Les investissements de demain et les emplois d'après-demain
S'il est vrai que l'entreprise privée est organisée pour faire du profit, en valorisant, en premier lieu des objectifs financiers, comme la création de valeur pour ses associés et/ou actionnaires, il n'en demeure pas moins vrai que des notions de responsabilité sociale, d'éthique des affaires, ou d'entreprise citoyenne commencent à faire jour, dans les pays développés, et en Tunisie également.
Comme l'a si bien l'ex-chancelier allemand Helmut Schmidt: les profits d'aujourd'hui sont les investissements de demain et les emplois d'après-demain. Une part non négligeable des bénéfices engrangés par ces groupes de sociétés est réinvestie. Car ces groupes tirent avantage, et ils ont raison, d'une fiscalité incitative en matière de réinvestissements aussi bien physiques que financiers. Le code d'incitation aux investissements prévoit de nombreuses incitations sous formes d'exonérations fiscales, de primes à l'investissement et de prise en charge des frais d'infrastructure et des cotisations patronales au titre du régime de sécurité sociale.
Ces groupes qui sont dans la majorité des cas l'œuvre d'un pionnier (self made man) sont une chance et une fierté pour le pays. C'est grâce à eux et aux investissements directs étrangers (au 31 décembre 2011, 3.100 entreprises étrangères font travailler 325.000 personnes) que la Tunisie a pu afficher un taux de croissance moyen compris entre 4 et 5%, avec beaucoup d'inégalités entre les régions cela s'entend. Mais là aussi, il ne faudrait pas se tromper de débat. Ces groupes n'y sont pour rien dans la marginalisation des régions intérieures. Bien au contraire, beaucoup de ces groupes ont largement investi dans les régions dites défavorisées, ce qui a permis la création de dizaines de milliers d'emplois. Il est vrai que, comme signalé plus haut, ces groupes bénéficient de mesures fiscales incitatives.
Pour revenir au prétendu butin réparti entre «ceux d'en haut», il convient d'apporter certains éclaircissements.
A ma connaissance, le processus de vente des sociétés Ennakl et City Cars s'est déroulé en toute transparence. Un appel à candidature a été lancé par l'Etat. Des dossiers ont été déposés par les postulants. Une première sélection a été faite en présence des responsables (Allemands et Coréens). L'ouverture des plis pour le choix définitif a été faite au su et au vu de tout le monde.
Ces entreprises ont été survalorisées par les acquéreurs, c'est-à-dire les groupes Ben Yedder et Poulina pour Ennakl, et Bouchamaoui et Chabchoub pour la société City Cars, et l'Etat Tunisien a fait de très bonnes affaires. Et il est très facile de le démontrer.
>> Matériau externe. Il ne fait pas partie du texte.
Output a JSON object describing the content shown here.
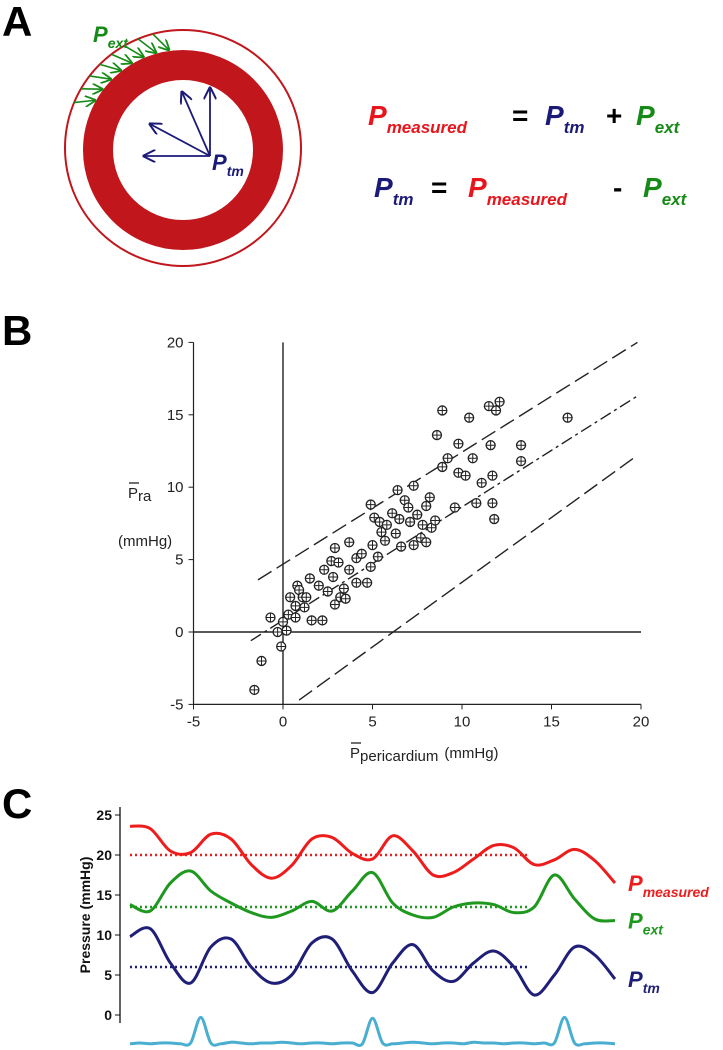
{
  "panel_labels": [
    "A",
    "B",
    "C"
  ],
  "diagram": {
    "label_ext": {
      "main": "P",
      "sub": "ext"
    },
    "label_tm": {
      "main": "P",
      "sub": "tm"
    }
  },
  "equations": [
    [
      {
        "main": "P",
        "sub": "measured",
        "color": "#e8161c"
      },
      "=",
      {
        "main": "P",
        "sub": "tm",
        "color": "#1b1a78"
      },
      "+",
      {
        "main": "P",
        "sub": "ext",
        "color": "#168a16"
      }
    ],
    [
      {
        "main": "P",
        "sub": "tm",
        "color": "#1b1a78"
      },
      "=",
      {
        "main": "P",
        "sub": "measured",
        "color": "#e8161c"
      },
      "-",
      {
        "main": "P",
        "sub": "ext",
        "color": "#168a16"
      }
    ]
  ],
  "chart_data": [
    {
      "type": "scatter",
      "xlabel": {
        "main": "P",
        "sub": "pericardium",
        "unit": "(mmHg)"
      },
      "ylabel": {
        "main": "P",
        "sub": "ra",
        "unit": "(mmHg)"
      },
      "xlim": [
        -5,
        20
      ],
      "ylim": [
        -5,
        20
      ],
      "xticks": [
        -5,
        0,
        5,
        10,
        15,
        20
      ],
      "yticks": [
        -5,
        0,
        5,
        10,
        15,
        20
      ],
      "zero_lines": true,
      "color": "#222222",
      "x": [
        -1.6,
        -1.2,
        -0.7,
        -0.3,
        -0.1,
        0,
        0.2,
        0.4,
        0.3,
        0.7,
        0.7,
        0.8,
        0.9,
        1.1,
        1.2,
        1.3,
        1.5,
        1.6,
        2.2,
        2.0,
        2.3,
        2.5,
        2.7,
        2.8,
        2.9,
        2.9,
        3.1,
        3.2,
        3.4,
        3.5,
        3.7,
        4.1,
        3.7,
        4.1,
        4.4,
        4.9,
        4.7,
        4.9,
        5.0,
        5.1,
        5.4,
        5.5,
        5.3,
        5.8,
        5.7,
        6.1,
        6.3,
        6.4,
        6.5,
        6.6,
        6.8,
        7.1,
        7.3,
        7.0,
        7.5,
        7.3,
        7.7,
        7.8,
        8.0,
        8.2,
        8.0,
        8.3,
        8.5,
        8.6,
        8.9,
        8.9,
        9.2,
        9.6,
        9.8,
        9.8,
        10.2,
        10.4,
        10.6,
        10.8,
        11.1,
        11.5,
        11.6,
        11.7,
        11.8,
        11.7,
        11.9,
        12.1,
        13.3,
        13.3,
        15.9
      ],
      "y": [
        -4.0,
        -2.0,
        1.0,
        0,
        -1.0,
        0.7,
        0.1,
        2.4,
        1.2,
        1.8,
        1.0,
        3.2,
        2.9,
        2.4,
        1.7,
        2.4,
        3.7,
        0.8,
        0.8,
        3.2,
        4.3,
        2.8,
        4.9,
        3.8,
        5.8,
        1.9,
        4.8,
        2.4,
        3.0,
        2.3,
        6.2,
        5.1,
        4.3,
        3.4,
        5.4,
        4.5,
        3.4,
        8.8,
        6.0,
        7.9,
        7.6,
        6.9,
        5.2,
        7.4,
        6.3,
        8.2,
        6.8,
        9.8,
        7.8,
        5.9,
        9.1,
        7.6,
        10.1,
        8.6,
        8.1,
        6.0,
        6.5,
        7.4,
        8.7,
        9.3,
        6.2,
        7.2,
        7.7,
        13.6,
        15.3,
        11.4,
        12.0,
        8.6,
        11.0,
        13.0,
        10.8,
        14.8,
        12.0,
        8.9,
        10.3,
        15.6,
        12.9,
        10.8,
        7.8,
        8.9,
        15.3,
        15.9,
        12.9,
        11.8,
        14.8
      ],
      "reference_lines": [
        {
          "x": [
            -1.4,
            19.8
          ],
          "y": [
            3.6,
            20
          ],
          "style": "dashed"
        },
        {
          "x": [
            -1.8,
            19.8
          ],
          "y": [
            -0.6,
            16.3
          ],
          "style": "dash-dot"
        },
        {
          "x": [
            0.9,
            19.8
          ],
          "y": [
            -4.7,
            12.2
          ],
          "style": "dashed"
        }
      ]
    },
    {
      "type": "line",
      "ylabel": "Pressure (mmHg)",
      "ylim": [
        -4,
        26
      ],
      "yticks": [
        0,
        5,
        10,
        15,
        20,
        25
      ],
      "series": [
        {
          "name": {
            "main": "P",
            "sub": "measured"
          },
          "color": "#ee1d1d",
          "mean": 20,
          "values": [
            23.6,
            23.3,
            20.5,
            20.3,
            22.6,
            22.0,
            18.8,
            17.1,
            18.7,
            22.0,
            22.2,
            20.2,
            19.5,
            22.4,
            20.5,
            17.5,
            17.8,
            19.5,
            21.2,
            20.9,
            18.8,
            19.4,
            20.7,
            19.3,
            16.5
          ]
        },
        {
          "name": {
            "main": "P",
            "sub": "ext"
          },
          "color": "#1e981e",
          "mean": 13.5,
          "values": [
            13.8,
            13.0,
            16.5,
            18.0,
            15.5,
            14.0,
            12.8,
            12.2,
            13.0,
            14.2,
            13.0,
            15.5,
            17.8,
            14.0,
            12.5,
            12.2,
            13.5,
            14.0,
            13.8,
            12.8,
            13.5,
            17.5,
            14.5,
            12.0,
            11.8
          ]
        },
        {
          "name": {
            "main": "P",
            "sub": "tm"
          },
          "color": "#1f1f78",
          "mean": 6,
          "values": [
            9.8,
            10.8,
            6.5,
            4.0,
            8.5,
            9.5,
            6.0,
            4.0,
            5.0,
            9.0,
            9.5,
            5.5,
            2.8,
            6.5,
            8.8,
            5.5,
            4.2,
            6.5,
            8.0,
            6.0,
            2.5,
            5.0,
            8.5,
            7.5,
            4.5
          ]
        },
        {
          "color": "#4aaed0",
          "values": [
            -3.6,
            -3.5,
            -3.6,
            -3.5,
            -3.5,
            -3.6,
            -3.5,
            -0.3,
            -3.5,
            -3.6,
            -3.4,
            -3.5,
            -3.6,
            -3.5,
            -3.5,
            -3.4,
            -3.5,
            -3.6,
            -3.5,
            -3.5,
            -3.6,
            -3.5,
            -3.5,
            -3.6,
            -0.4,
            -3.5,
            -3.6,
            -3.5,
            -3.4,
            -3.5,
            -3.6,
            -3.5,
            -3.5,
            -3.6,
            -3.4,
            -3.5,
            -3.5,
            -3.6,
            -3.5,
            -3.5,
            -3.6,
            -3.5,
            -3.5,
            -0.3,
            -3.5,
            -3.6,
            -3.5,
            -3.5,
            -3.6
          ]
        }
      ]
    }
  ]
}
La société Ennakl, distributeur exclusif des marques Volkswagen, Audi, Porche et Seat a été valorisée à 396 millions de dinars (60% du capital ont été acquis pour 238 MD), soit presque 25 fois le bénéfice de 2011, qui est de 16 MD.
La société City Cars, distributeur exclusif de la marque Kia a été valorisée à 171 MD (66,7% du capital ont été acquis pour 114 MD), soit presque 28 fois le bénéfice estimé de 2012. Le bénéfice de 2011 ne peut être retenu comme référence, compte tenu des dommages subis par la société suite aux événements qui ont secoué le pays le 14 janvier 2011.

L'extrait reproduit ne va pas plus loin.